По мнению Матвея, тридцать лет его жизни были потрачены на попытки угодить и угадать.

— Вот с кого тебе надо брать пример, — продолжала мать, всплеснув руками. — Алекс! Великий волшебник! А ты в школе детям книги выдаешь, это ли не провал? Нет, решено. Буду ему писать. Умолять, чтобы сжалился над сестрой своей, взял сына ее неразумного в подмастерья. Вдруг повезет.

Матвей вновь стиснул зубы так, что они скрипнули, сжал кулаки — каждый раз при пении хвалебной оды незнакомому ему Алексу его начинало трясти от бешенства. Алекс олицетворял — словно бы издеваясь — все, к чему должен был стремиться Матвей. Все, что мать так и не смогла из него выжать, несмотря на приложенные усилия. И постепенно Матвей начал ненавидеть этого неведомого родственника так, как будто он лично мешал ему жить. Будто именно он, Алекс, виноват в том, что Матвей не смог, не оправдал, не сдюжил, не достиг…

Мать ставила Алекса в пример — Матвей тихо сходил с ума от несоответствия; мать восхищалась Алексом — Матвей закипал от ненависти, которую не мог выплеснуть; мать приказывала на Алекса равняться — Матвей выл от тоски, ему хотелось разнести на куски и этот дом, ставший тюрьмой, и этот мир, такой несправедливый и жестокий.

И постепенно, исподволь, Матвей стал воспринимать Алекса как врага личного, собственного, непримиримого. Он рисовал в уме картины священной мести, в коих повергал соперника в трепет и ничтожество одним своим мужественным видом. И когда он возвращался домой несомненным триумфатором, мать обнимала его, целовала в лоб и говорила: «Матвей, я горжусь тобой».

Иногда — когда мать переходила все границы — ему хотелось убивать. Просто выйти на улицу и начать убивать. Силенок ему не хватало, смелости тоже, но желание от этого не проходило. Иногда хотелось схватить мать за шею — особенно когда она с всезнающим видом читала ему нотации — и давить, пока у неё глаза не вылезут из орбит. Пока она не прохрипит: «Прости, ты мой самый любимый… самый любимый просто так…»

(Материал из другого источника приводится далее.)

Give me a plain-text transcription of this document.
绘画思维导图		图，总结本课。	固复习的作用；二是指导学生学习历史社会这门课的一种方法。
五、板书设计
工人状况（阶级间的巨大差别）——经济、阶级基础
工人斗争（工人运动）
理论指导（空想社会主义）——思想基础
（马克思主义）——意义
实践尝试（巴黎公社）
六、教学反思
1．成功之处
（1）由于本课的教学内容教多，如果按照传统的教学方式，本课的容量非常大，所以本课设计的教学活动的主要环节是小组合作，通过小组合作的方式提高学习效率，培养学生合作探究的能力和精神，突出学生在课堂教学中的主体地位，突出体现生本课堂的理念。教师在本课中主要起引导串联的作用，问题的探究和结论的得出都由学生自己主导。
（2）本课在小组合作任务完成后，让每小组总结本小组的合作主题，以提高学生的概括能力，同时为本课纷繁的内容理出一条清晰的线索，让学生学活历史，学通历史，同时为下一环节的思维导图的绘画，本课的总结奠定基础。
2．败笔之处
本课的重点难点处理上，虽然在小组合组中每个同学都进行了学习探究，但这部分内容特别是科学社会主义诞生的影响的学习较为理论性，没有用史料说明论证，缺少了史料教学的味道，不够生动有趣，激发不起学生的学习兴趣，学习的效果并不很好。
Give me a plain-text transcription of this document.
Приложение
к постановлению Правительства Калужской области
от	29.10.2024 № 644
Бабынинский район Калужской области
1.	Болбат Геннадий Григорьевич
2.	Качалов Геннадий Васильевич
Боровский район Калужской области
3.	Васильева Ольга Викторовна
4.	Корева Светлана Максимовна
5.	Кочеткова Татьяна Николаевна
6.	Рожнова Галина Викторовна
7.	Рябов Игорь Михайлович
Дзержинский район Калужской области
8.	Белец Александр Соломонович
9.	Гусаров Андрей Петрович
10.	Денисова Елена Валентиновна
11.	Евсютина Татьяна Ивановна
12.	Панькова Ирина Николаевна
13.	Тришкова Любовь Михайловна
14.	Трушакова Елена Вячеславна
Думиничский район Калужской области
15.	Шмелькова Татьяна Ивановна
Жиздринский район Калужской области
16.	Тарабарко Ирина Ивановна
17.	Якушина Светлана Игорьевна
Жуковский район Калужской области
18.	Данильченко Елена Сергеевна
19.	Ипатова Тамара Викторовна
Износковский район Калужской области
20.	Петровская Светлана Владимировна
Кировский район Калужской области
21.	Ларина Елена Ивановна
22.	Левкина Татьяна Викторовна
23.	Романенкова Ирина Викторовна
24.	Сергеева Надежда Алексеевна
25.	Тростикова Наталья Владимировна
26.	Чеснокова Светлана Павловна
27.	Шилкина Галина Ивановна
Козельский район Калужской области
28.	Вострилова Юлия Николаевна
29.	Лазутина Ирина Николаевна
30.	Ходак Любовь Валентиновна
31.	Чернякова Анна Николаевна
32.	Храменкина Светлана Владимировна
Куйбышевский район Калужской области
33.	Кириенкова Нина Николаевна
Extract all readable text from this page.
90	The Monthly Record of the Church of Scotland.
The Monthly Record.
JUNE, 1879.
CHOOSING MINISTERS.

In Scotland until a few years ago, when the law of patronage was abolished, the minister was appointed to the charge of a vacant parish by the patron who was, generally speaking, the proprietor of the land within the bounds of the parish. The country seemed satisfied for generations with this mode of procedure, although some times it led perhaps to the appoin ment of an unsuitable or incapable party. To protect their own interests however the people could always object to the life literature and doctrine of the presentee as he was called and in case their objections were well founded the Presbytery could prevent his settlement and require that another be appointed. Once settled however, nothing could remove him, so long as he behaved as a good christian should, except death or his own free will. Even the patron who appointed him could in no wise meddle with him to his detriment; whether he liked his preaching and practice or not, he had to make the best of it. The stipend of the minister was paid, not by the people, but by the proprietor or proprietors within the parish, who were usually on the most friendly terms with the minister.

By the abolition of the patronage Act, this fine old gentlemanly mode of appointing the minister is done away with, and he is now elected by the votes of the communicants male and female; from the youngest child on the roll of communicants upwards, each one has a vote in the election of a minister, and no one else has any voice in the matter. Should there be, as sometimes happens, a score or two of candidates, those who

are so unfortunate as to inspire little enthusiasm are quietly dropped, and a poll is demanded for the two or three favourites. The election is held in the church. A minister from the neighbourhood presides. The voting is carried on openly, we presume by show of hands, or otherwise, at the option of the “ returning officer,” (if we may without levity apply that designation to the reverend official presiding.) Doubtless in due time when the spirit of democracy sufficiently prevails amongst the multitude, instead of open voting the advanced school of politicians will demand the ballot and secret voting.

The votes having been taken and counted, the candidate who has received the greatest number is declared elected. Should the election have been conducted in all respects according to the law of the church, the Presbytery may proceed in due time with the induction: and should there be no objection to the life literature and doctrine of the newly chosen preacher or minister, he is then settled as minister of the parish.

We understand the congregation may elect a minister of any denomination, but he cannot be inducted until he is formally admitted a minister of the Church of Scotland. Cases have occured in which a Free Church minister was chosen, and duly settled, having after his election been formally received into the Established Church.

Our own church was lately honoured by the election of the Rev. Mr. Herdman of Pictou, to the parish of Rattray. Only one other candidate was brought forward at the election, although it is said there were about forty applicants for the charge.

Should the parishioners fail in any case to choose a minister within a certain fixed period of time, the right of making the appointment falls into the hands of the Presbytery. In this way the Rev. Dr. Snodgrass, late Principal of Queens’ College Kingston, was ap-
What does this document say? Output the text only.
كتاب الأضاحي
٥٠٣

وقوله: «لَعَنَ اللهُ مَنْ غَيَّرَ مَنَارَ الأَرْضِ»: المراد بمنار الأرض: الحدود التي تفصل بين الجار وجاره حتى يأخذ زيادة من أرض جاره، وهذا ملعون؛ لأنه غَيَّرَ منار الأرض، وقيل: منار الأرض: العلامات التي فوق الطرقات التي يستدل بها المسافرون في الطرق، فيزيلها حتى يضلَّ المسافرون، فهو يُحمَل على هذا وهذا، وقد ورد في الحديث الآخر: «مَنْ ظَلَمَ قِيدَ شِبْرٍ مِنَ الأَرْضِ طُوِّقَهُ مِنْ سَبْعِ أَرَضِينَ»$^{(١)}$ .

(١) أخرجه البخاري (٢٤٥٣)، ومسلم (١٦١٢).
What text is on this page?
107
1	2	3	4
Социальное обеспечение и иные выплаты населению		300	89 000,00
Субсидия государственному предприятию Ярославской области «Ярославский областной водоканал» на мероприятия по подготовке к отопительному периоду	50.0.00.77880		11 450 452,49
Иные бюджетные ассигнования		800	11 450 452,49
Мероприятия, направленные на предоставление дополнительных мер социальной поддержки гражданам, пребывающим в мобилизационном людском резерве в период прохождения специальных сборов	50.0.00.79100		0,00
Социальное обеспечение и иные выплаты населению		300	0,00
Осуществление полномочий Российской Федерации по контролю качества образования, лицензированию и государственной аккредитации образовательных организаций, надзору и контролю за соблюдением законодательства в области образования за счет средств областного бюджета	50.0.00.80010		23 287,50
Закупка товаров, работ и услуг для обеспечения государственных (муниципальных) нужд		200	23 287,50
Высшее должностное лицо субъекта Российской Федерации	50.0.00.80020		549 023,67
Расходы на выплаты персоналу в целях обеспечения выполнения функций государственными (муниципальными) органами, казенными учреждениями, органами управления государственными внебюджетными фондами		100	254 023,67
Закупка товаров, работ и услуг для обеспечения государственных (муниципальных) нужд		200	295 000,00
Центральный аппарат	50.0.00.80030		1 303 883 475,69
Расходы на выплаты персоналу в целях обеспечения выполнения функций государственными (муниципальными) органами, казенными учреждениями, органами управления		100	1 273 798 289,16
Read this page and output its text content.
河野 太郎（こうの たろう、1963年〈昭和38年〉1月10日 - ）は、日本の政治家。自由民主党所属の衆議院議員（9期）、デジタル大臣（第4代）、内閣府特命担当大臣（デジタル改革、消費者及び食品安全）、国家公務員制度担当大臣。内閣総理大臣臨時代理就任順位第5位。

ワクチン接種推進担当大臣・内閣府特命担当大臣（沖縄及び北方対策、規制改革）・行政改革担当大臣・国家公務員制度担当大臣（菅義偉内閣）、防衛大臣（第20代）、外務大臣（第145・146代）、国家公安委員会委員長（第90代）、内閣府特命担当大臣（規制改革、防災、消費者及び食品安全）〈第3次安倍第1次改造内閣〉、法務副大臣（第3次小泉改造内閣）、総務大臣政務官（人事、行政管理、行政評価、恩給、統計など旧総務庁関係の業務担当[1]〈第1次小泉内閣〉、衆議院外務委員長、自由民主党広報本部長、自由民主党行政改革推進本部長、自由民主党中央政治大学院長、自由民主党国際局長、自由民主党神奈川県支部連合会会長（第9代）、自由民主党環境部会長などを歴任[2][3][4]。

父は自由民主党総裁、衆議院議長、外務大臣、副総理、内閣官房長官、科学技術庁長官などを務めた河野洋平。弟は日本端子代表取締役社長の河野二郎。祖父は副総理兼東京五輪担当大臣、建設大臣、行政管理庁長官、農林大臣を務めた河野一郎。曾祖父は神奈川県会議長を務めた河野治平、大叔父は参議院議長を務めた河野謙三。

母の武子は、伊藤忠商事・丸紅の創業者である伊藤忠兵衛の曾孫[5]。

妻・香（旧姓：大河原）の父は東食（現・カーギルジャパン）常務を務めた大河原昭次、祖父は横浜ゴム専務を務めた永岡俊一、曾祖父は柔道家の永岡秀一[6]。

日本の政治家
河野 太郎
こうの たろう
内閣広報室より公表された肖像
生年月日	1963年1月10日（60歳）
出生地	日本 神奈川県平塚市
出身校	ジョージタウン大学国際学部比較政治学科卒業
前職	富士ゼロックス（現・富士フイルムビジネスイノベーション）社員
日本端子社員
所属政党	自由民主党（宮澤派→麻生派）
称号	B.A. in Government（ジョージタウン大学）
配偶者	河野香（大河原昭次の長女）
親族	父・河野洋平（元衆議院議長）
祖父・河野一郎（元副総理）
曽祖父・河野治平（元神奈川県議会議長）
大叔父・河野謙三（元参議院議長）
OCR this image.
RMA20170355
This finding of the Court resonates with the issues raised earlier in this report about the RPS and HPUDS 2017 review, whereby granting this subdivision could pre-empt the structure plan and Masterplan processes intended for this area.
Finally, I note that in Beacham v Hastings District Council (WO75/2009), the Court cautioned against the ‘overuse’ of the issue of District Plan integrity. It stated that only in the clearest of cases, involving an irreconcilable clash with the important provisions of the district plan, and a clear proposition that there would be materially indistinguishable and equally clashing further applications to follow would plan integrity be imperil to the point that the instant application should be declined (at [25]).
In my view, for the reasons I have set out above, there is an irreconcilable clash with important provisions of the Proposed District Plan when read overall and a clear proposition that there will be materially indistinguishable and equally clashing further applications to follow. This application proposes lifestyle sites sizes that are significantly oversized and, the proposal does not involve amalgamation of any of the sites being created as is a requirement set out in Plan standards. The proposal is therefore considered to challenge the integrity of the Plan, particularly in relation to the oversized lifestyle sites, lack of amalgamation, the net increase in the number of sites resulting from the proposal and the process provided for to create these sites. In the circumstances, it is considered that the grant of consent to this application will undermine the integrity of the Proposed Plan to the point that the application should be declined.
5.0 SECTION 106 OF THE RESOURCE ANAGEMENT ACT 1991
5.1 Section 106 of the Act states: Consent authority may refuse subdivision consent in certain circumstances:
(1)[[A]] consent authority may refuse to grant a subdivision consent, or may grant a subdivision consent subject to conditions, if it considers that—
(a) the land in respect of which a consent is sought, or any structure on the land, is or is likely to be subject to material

Но это бывало крайне редко. Чаще Матвей был послушным, инфантильным, вяло тянущим свою лямку в школе и безмерно любящим мать сыном.

— Матвей, ау. Ты опять меня не слушаешь.

— Прости, мама. Я задумался. Прости.

Мать тяжело вздохнула, обвела комнату взглядом, словно призывая предметы мебели в безмолвные свидетели скудоумия сына, и сказала:

— Сегодня же напишу письмо. Ты ложись спать, а я пойду писать. Завтра отправишь почтой.

— Но… мама! Мне этого не надо!

— А кому это надо? — оскорбленно выпрямилась мать. — Мне? Незнакомому дяде? Кому? Матвей, ты сам не знаешь, что для тебя будет лучше, зато это знаю я. Для этого и существуют матери. Наш, материнский, долг — воспитать правильного сына, за которого не будет стыдно. Который послушен и уважителен. И уважаем, разумеется. Матвей, я верю в тебя. Ты способен на большее. Поэтому письмо — не обсуждается.

— Но у меня есть работа. Я не собираюсь переезжать ни в какую столицу, пойми.

— Ну, разумеется, собираешься. И я поеду с тобой — мне давно осточертел этот городок. Работу поменяю, опять же. Все какое-то разнообразие.